Medical records from 103 patients undergoing AV loop reconstructions (76 one-stage, 27 two-stage) at our institution between 2007 and 2017 were reviewed. One-stage and two-stage reconstructions as well as different types of free flap reconstructions were compared with respect to postoperative complications and outcomes.
Rates of flap thrombosis did not show significant differences between one- and two-stage reconstructions (14.47% vs. 11.11%, p=1.00). Also, no significant differences between one- and two-stage reconstructions were found for major wound complications (30.26% vs. 25.93%, p=0.67) and flap failure (10.53% vs. 7.41%), p=1.00). For two-stage reconstructions, the length of the time interval between AV loop placement and flap anastomosis was identified as a predictor for thrombotic events by logistic regression analysis (Odds Ratio: 1.31; p<0.05), yielding high thrombosis rates for intervals of > 10 days. Anterolateral thigh perforator (ALT) flaps in conjunction with AV loops (n=12) showed higher rates of flap failure compared to latissimus dorsi (LD, n=35) (33.33% vs. 8.57%, p=0.059) and combined LD and parascapular flaps (LD/PSC, n=15) (33.33% vs. 0%, p<0.05).
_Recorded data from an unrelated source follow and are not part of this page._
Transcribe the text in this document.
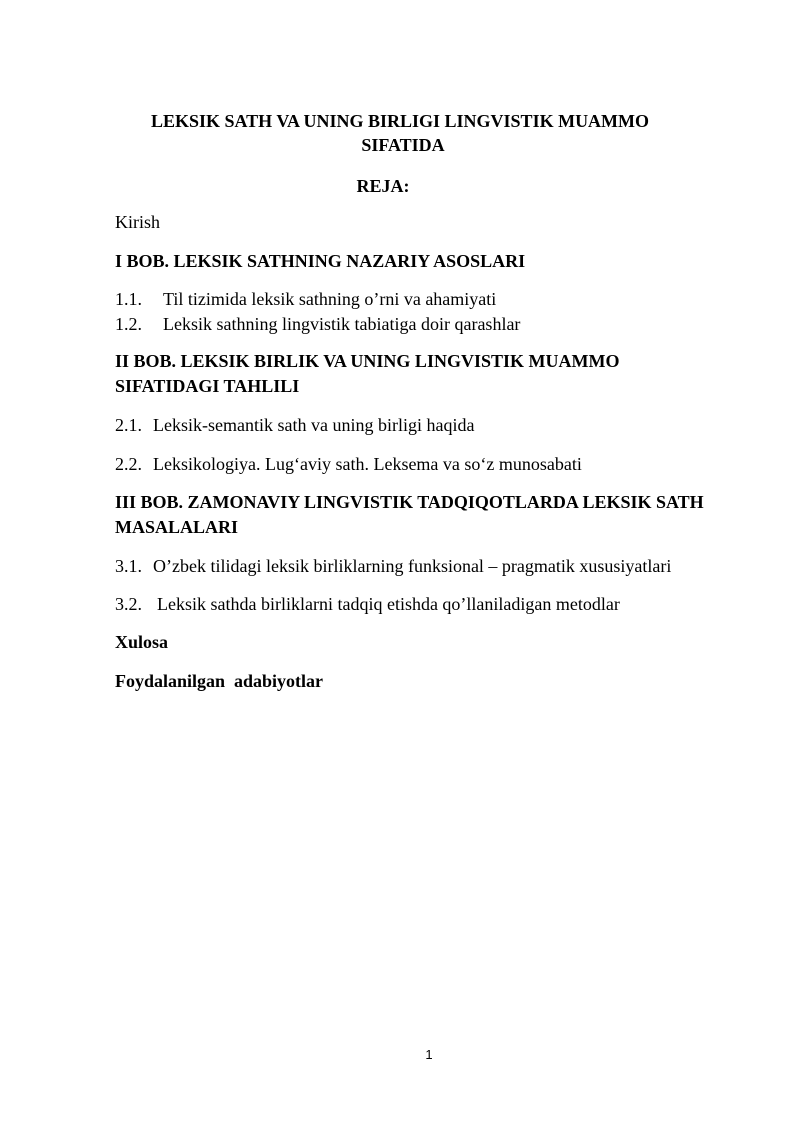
LEKSIK SATH VA UNING BIRLIGI LINGVISTIK MUAMMO
SIFATIDA
REJA:
Kirish
I BOB. LEKSIK SATHNING NAZARIY ASOSLARI
1.1. Til tizimida leksik sathning o’rni va ahamiyati
1.2. Leksik sathning lingvistik tabiatiga doir qarashlar
II BOB. LEKSIK BIRLIK VA UNING LINGVISTIK MUAMMO
SIFATIDAGI TAHLILI
2.1. Leksik-semantik sath va uning birligi haqida
2.2. Leksikologiya. Lug‘aviy sath. Leksema va so‘z munosabati
III BOB. ZAMONAVIY LINGVISTIK TADQIQOTLARDA LEKSIK SATH
MASALALARI
3.1. O’zbek tilidagi leksik birliklarning funksional – pragmatik xususiyatlari
3.2. Leksik sathda birliklarni tadqiq etishda qo’llaniladigan metodlar
Xulosa
Foydalanilgan  adabiyotlar
1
Thrombosis rates were higher in ALT flaps compared to LD (33.33% vs. 17.14%, p=0.25), LD/PSC (33.33% vs. 0%, p<0.05), and tensor fasciae latae flaps (TFL, n=12)(33.33% vs. 0%, p=0.09).
Our data indicate that two-stage AV loop reconstructions do not lead to increased postoperative complications compared to one-stage reconstructions and may be favorable in selected complicated cases due to an increased safety of the staged procedure and shorter operative times. To avoid increased thrombosis rates, flap anastomosis should not be delayed beyond 10 days in two-stage reconstructions. ALT flaps are not suitable for AV loop reconstructions since they have a significantly higher resistance and therefore cause a reduced flow rate in the vein graft. This may explain higher flap thrombosis and failure rates.